0:15

But I just want to start by saying this is one of the coolest algorithms that we'll

cover in this course.

And it's not an algorithm that anyone would come up with without a lot of hard

work, but understanding this algorithm really gives somebody an appreciation for

what's possible with careful algorithmic thinking,

even for such a simple problem as this.

It's a quite ingenious method.

So here's the intuition behind the algorithm.

Say we're looking for the pattern B followed by a bunch of As in text.

So we're going along and so, well, we found a mismatch right away.

So we'll move over first position and [COUGH] we'll go BAAAA and

we try to mismatch at the end in this case.

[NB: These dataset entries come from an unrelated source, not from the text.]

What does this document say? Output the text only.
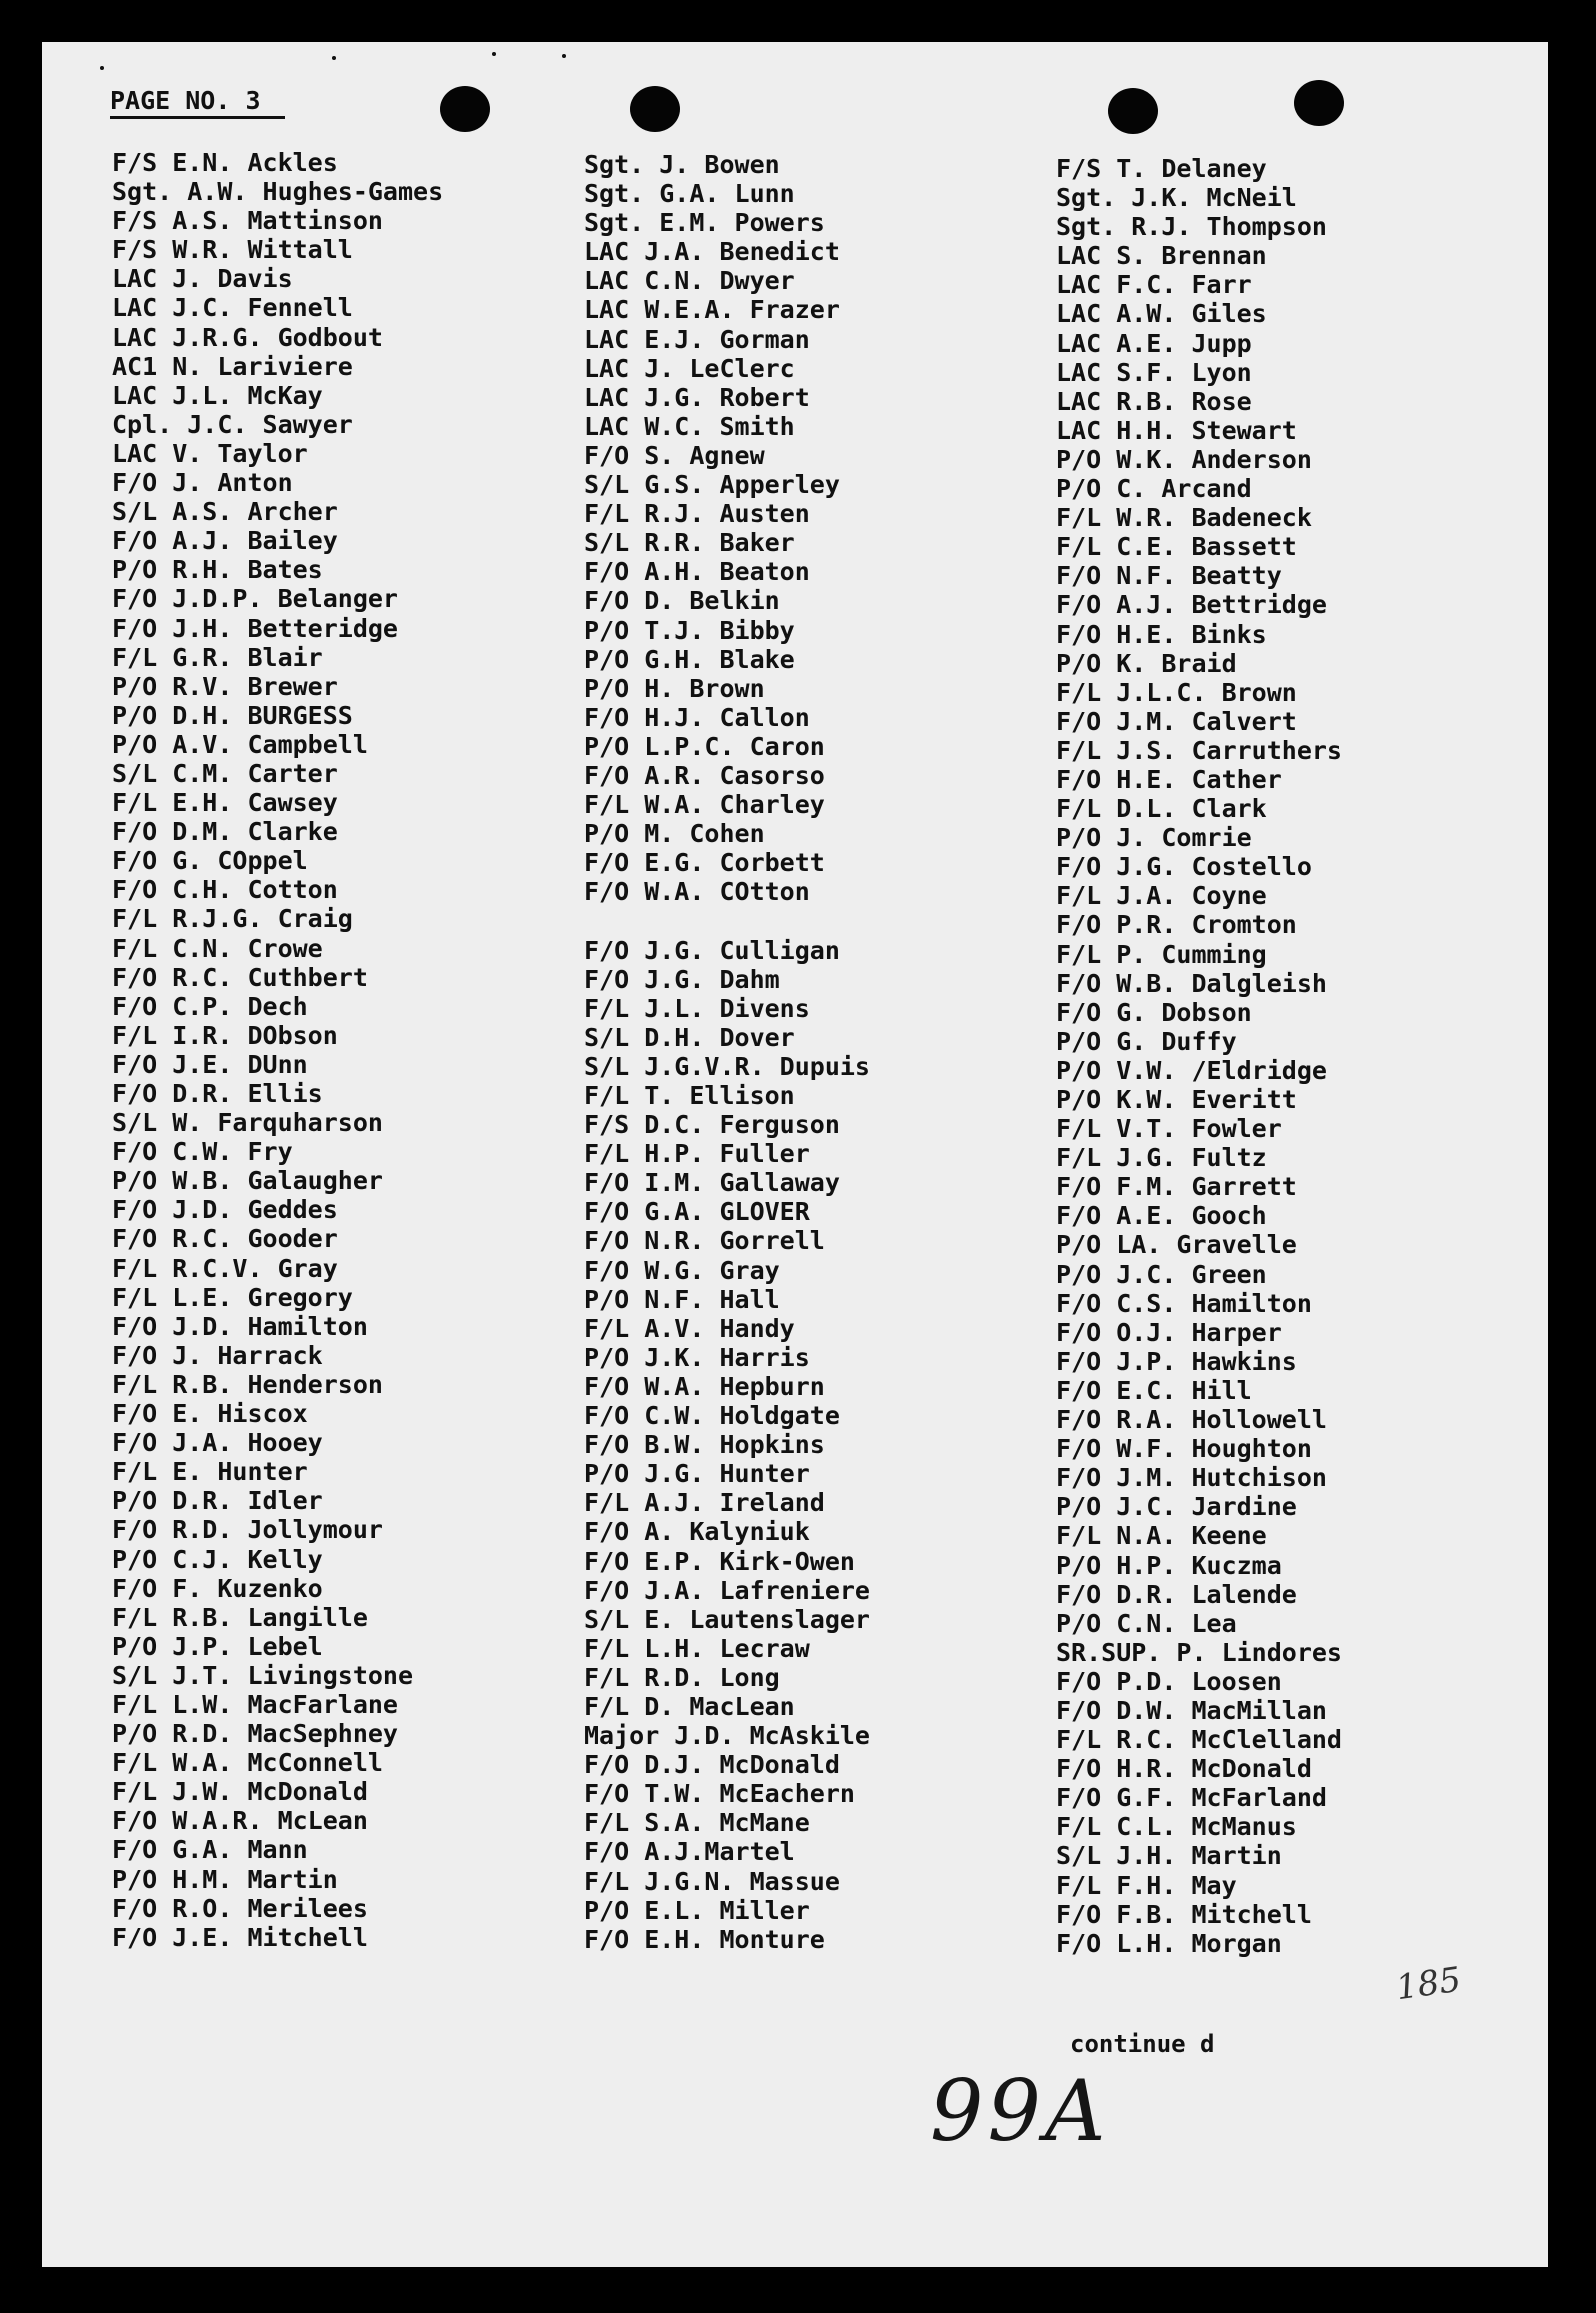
PAGE NO. 3
F/S E.N. Ackles
Sgt. A.W. Hughes-Games
F/S A.S. Mattinson
F/S W.R. Wittall
LAC J. Davis
LAC J.C. Fennell
LAC J.R.G. Godbout
AC1 N. Lariviere
LAC J.L. McKay
Cpl. J.C. Sawyer
LAC V. Taylor
F/O J. Anton
S/L A.S. Archer
F/O A.J. Bailey
P/O R.H. Bates
F/O J.D.P. Belanger
F/O J.H. Betteridge
F/L G.R. Blair
P/O R.V. Brewer
P/O D.H. BURGESS
P/O A.V. Campbell
S/L C.M. Carter
F/L E.H. Cawsey
F/O D.M. Clarke
F/O G. COppel
F/O C.H. Cotton
F/L R.J.G. Craig
F/L C.N. Crowe
F/O R.C. Cuthbert
F/O C.P. Dech
F/L I.R. DObson
F/O J.E. DUnn
F/O D.R. Ellis
S/L W. Farquharson
F/O C.W. Fry
P/O W.B. Galaugher
F/O J.D. Geddes
F/O R.C. Gooder
F/L R.C.V. Gray
F/L L.E. Gregory
F/O J.D. Hamilton
F/O J. Harrack
F/L R.B. Henderson
F/O E. Hiscox
F/O J.A. Hooey
F/L E. Hunter
P/O D.R. Idler
F/O R.D. Jollymour
P/O C.J. Kelly
F/O F. Kuzenko
F/L R.B. Langille
P/O J.P. Lebel
S/L J.T. Livingstone
F/L L.W. MacFarlane
P/O R.D. MacSephney
F/L W.A. McConnell
F/L J.W. McDonald
F/O W.A.R. McLean
F/O G.A. Mann
P/O H.M. Martin
F/O R.O. Merilees
F/O J.E. Mitchell
Sgt. J. Bowen
Sgt. G.A. Lunn
Sgt. E.M. Powers
LAC J.A. Benedict
LAC C.N. Dwyer
LAC W.E.A. Frazer
LAC E.J. Gorman
LAC J. LeClerc
LAC J.G. Robert
LAC W.C. Smith
F/O S. Agnew
S/L G.S. Apperley
F/L R.J. Austen
S/L R.R. Baker
F/O A.H. Beaton
F/O D. Belkin
P/O T.J. Bibby
P/O G.H. Blake
P/O H. Brown
F/O H.J. Callon
P/O L.P.C. Caron
F/O A.R. Casorso
F/L W.A. Charley
P/O M. Cohen
F/O E.G. Corbett
F/O W.A. COtton
F/O J.G. Culligan
F/O J.G. Dahm
F/L J.L. Divens
S/L D.H. Dover
S/L J.G.V.R. Dupuis
F/L T. Ellison
F/S D.C. Ferguson
F/L H.P. Fuller
F/O I.M. Gallaway
F/O G.A. GLOVER
F/O N.R. Gorrell
F/O W.G. Gray
P/O N.F. Hall
F/L A.V. Handy
P/O J.K. Harris
F/O W.A. Hepburn
F/O C.W. Holdgate
F/O B.W. Hopkins
P/O J.G. Hunter
F/L A.J. Ireland
F/O A. Kalyniuk
F/O E.P. Kirk-Owen
F/O J.A. Lafreniere
S/L E. Lautenslager
F/L L.H. Lecraw
F/L R.D. Long
F/L D. MacLean
Major J.D. McAskile
F/O D.J. McDonald
F/O T.W. McEachern
F/L S.A. McMane
F/O A.J.Martel
F/L J.G.N. Massue
P/O E.L. Miller
F/O E.H. Monture
F/S T. Delaney
Sgt. J.K. McNeil
Sgt. R.J. Thompson
LAC S. Brennan
LAC F.C. Farr
LAC A.W. Giles
LAC A.E. Jupp
LAC S.F. Lyon
LAC R.B. Rose
LAC H.H. Stewart
P/O W.K. Anderson
P/O C. Arcand
F/L W.R. Badeneck
F/L C.E. Bassett
F/O N.F. Beatty
F/O A.J. Bettridge
F/O H.E. Binks
P/O K. Braid
F/L J.L.C. Brown
F/O J.M. Calvert
F/L J.S. Carruthers
F/O H.E. Cather
F/L D.L. Clark
P/O J. Comrie
F/O J.G. Costello
F/L J.A. Coyne
F/O P.R. Cromton
F/L P. Cumming
F/O W.B. Dalgleish
F/O G. Dobson
P/O G. Duffy
P/O V.W. /Eldridge
P/O K.W. Everitt
F/L V.T. Fowler
F/L J.G. Fultz
F/O F.M. Garrett
F/O A.E. Gooch
P/O LA. Gravelle
P/O J.C. Green
F/O C.S. Hamilton
F/O O.J. Harper
F/O J.P. Hawkins
F/O E.C. Hill
F/O R.A. Hollowell
F/O W.F. Houghton
F/O J.M. Hutchison
P/O J.C. Jardine
F/L N.A. Keene
P/O H.P. Kuczma
F/O D.R. Lalende
P/O C.N. Lea
SR.SUP. P. Lindores
F/O P.D. Loosen
F/O D.W. MacMillan
F/L R.C. McClelland
F/O H.R. McDonald
F/O G.F. McFarland
F/L C.L. McManus
S/L J.H. Martin
F/L F.H. May
F/O F.B. Mitchell
F/O L.H. Morgan
185
continue d
99A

So now what the brute force method is going to do is back up

to move over one position at B doesn't match the A.

Back up again at B doesn't match the A.

And keep going, matching the first B against all these As.

[COUGH] Before getting to the next character in the text.

1:29

So we've matched five characters and we mismatched on the sixth.

But the key point is that when we got that mismatch,

if all we have is As and Bs, we already matched BAAA four As and

we got a mismatch so it's a B.

So at that point, we know what the previous characters in the text are, and

we know that if we move over one position we're going to be trying to match

B against A.

So we should be able to take advantage of that knowledge that's the intuition

of the method of the Knuth-Morris-Pratt.

We going to need to back up the text pointer in this case.

When we get the mismatch, we can just keep going.

[COUGH] We don't even have to match the first B, we know it's there.

So we can just keep going in the text pointer and

start on the second pattern pointer.

3:12

we [COUGH] move to the state that is indicated by that character.

So if we're in state 2 and we're reading an A, we move to state 3.

That's what this line in the table says.

If we're in state 2 and we read A,

that happens to be the pattern character is A, if we see an A we move to state 3.

If we see a B or a C, we go back to state 0.

That's what this machine says.

It's a tabular representation and a graphical representation.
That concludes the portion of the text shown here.